McLain has been paying it forward ever since 1985, two weeks after graduating high school, when he began coaching baseball in Huguley, Alabama and from there it was to Valley High School coaching football, basketball and softball. Then in 1995 after 7 years at the Lanett Police Department, McLain followed then Police Chief Robert Vinson to Orange Beach.
“I’ve been in this community for over 25 years,” McLain said. “The first year I was here they asked me to start coaching softball here and we became pretty successful.”
From coaching the Orange Beach Rec League to Gulf Shores Middle and High School, Coach McLain gives credit to the Orange Beach City Council and the leadership at the police department through the years for allowing him to do it.
“If it wasn’t for them, I wouldn’t have this opportunity,” he said. “They knew how important it was in the community to build relationships between the children of the future and the police department.”
McLain retired from the Orange Beach Police Department in early 2018. He still works part-time for the city in Public Works and is a substitute teacher as well.

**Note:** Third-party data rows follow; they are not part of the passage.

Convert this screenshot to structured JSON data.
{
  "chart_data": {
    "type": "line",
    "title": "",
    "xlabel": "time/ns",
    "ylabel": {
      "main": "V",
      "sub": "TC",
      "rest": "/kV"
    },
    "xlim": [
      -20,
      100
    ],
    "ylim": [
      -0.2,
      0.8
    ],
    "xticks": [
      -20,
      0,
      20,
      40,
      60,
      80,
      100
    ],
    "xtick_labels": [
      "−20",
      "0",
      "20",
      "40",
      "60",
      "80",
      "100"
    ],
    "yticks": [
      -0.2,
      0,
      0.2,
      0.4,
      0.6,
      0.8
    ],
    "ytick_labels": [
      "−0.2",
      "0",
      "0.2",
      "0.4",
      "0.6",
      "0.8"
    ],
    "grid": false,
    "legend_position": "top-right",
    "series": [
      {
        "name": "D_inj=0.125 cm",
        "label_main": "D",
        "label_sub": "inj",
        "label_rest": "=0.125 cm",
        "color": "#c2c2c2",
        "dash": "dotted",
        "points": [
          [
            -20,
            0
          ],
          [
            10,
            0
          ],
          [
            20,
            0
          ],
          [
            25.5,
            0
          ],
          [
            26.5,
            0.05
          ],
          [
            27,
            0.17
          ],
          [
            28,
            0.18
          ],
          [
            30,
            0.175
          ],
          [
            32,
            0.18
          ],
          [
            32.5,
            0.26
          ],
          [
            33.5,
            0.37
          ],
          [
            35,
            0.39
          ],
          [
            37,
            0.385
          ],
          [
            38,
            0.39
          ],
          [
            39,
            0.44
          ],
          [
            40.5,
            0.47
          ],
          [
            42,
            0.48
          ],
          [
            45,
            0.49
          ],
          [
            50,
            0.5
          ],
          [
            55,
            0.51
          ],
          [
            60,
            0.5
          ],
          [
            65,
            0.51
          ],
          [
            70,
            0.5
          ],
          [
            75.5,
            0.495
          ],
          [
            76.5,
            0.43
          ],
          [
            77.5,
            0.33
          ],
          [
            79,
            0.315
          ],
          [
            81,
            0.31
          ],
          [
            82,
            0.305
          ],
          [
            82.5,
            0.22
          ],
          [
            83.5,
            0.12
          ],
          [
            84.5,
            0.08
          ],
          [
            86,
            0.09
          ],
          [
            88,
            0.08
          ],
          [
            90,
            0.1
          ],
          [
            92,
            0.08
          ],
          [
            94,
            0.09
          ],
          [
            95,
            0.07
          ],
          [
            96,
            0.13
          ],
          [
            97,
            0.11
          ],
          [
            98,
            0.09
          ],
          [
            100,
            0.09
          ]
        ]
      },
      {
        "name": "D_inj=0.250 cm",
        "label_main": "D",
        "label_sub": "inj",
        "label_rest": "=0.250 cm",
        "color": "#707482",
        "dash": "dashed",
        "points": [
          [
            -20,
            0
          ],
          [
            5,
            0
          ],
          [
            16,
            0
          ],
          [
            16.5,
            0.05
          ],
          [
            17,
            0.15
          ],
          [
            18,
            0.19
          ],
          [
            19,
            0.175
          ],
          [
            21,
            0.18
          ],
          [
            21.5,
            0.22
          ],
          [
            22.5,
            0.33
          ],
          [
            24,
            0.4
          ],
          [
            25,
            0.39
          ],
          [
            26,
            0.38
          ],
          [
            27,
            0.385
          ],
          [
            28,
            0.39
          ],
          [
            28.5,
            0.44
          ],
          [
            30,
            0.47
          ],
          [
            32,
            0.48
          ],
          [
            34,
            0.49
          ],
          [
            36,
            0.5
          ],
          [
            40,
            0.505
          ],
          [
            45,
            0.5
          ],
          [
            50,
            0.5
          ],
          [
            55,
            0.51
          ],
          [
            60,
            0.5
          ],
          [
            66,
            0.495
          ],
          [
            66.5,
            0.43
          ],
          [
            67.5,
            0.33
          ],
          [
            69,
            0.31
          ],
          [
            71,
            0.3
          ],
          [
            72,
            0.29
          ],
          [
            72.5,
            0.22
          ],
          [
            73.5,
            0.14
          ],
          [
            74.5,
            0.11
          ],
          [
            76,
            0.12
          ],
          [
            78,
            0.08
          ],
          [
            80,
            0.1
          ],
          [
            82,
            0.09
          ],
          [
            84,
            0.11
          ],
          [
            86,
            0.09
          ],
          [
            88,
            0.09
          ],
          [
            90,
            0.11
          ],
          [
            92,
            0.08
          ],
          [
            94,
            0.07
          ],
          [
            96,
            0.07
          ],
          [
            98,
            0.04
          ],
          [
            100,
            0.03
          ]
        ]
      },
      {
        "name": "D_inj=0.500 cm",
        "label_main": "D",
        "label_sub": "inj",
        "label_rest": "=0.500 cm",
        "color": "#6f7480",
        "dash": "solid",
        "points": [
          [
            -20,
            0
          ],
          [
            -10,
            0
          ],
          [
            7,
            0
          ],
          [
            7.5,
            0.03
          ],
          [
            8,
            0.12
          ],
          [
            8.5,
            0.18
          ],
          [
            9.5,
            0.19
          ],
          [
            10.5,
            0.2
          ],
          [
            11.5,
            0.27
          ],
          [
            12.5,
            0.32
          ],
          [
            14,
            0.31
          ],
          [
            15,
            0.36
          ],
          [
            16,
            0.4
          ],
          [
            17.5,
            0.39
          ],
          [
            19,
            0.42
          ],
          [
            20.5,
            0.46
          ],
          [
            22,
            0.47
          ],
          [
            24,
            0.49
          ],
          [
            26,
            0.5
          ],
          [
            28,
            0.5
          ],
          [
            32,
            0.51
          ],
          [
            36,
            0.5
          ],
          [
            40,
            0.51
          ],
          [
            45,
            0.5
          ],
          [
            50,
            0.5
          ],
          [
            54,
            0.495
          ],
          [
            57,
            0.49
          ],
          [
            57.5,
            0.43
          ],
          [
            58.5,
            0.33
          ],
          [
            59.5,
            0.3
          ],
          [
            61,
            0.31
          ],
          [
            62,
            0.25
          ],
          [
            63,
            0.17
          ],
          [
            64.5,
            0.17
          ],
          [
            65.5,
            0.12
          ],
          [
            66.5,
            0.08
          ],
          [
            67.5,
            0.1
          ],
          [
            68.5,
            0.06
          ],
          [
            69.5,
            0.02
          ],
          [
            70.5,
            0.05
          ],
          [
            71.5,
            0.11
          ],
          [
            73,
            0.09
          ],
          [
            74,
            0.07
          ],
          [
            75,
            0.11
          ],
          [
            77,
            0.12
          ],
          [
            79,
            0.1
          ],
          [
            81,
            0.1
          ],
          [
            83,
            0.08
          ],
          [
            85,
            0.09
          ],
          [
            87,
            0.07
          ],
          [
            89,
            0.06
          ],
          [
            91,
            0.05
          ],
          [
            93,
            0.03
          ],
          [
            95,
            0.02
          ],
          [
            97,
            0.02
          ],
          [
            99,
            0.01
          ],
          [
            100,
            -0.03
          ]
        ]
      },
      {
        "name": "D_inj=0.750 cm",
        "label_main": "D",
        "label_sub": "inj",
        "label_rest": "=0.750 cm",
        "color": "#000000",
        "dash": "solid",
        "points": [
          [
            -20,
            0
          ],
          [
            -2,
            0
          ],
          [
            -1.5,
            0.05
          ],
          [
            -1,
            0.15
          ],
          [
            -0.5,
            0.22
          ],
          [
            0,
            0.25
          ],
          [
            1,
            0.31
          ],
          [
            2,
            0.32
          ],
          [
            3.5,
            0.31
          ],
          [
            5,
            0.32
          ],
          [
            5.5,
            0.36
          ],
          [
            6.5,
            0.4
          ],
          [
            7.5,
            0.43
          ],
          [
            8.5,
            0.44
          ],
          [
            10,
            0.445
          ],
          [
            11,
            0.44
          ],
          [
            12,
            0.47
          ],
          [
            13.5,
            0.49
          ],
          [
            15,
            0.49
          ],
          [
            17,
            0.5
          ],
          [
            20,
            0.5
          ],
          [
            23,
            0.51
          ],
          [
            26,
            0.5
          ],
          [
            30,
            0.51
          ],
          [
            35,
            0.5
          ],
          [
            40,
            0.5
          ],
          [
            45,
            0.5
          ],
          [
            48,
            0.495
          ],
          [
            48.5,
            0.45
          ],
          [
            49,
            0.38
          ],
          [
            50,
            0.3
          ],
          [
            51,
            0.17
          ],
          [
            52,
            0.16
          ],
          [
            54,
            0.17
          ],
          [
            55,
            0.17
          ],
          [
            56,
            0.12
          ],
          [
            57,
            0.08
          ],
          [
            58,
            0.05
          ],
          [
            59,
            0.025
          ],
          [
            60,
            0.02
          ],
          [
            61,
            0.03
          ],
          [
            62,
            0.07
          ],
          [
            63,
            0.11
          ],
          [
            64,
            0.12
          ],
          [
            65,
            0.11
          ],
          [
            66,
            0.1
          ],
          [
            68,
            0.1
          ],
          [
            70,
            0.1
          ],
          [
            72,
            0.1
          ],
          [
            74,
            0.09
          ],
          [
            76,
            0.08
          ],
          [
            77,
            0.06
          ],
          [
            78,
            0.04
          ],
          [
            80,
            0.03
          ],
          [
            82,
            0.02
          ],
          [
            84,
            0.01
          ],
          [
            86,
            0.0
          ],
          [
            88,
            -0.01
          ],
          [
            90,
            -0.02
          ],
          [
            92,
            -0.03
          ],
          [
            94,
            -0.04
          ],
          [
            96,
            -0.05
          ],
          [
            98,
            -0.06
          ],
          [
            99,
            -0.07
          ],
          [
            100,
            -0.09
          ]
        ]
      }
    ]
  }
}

“When I was coaching on the sideline in rec league over here, I always said if Orange Beach had a high school I would love to coach here in Orange Beach because it was like my dream,” Coach McLain said. “God has blessed me. I’ve been coaching since the year I got here. It’s community. It’s home.”
Now as Coach McLain encourages his players to achieve excellence on the basketball court, they will in turn be cheering him on to achieve his goal and to never back down.
Pictured: Coach David McLain and Shelia Stephens of Southern Rapid Care.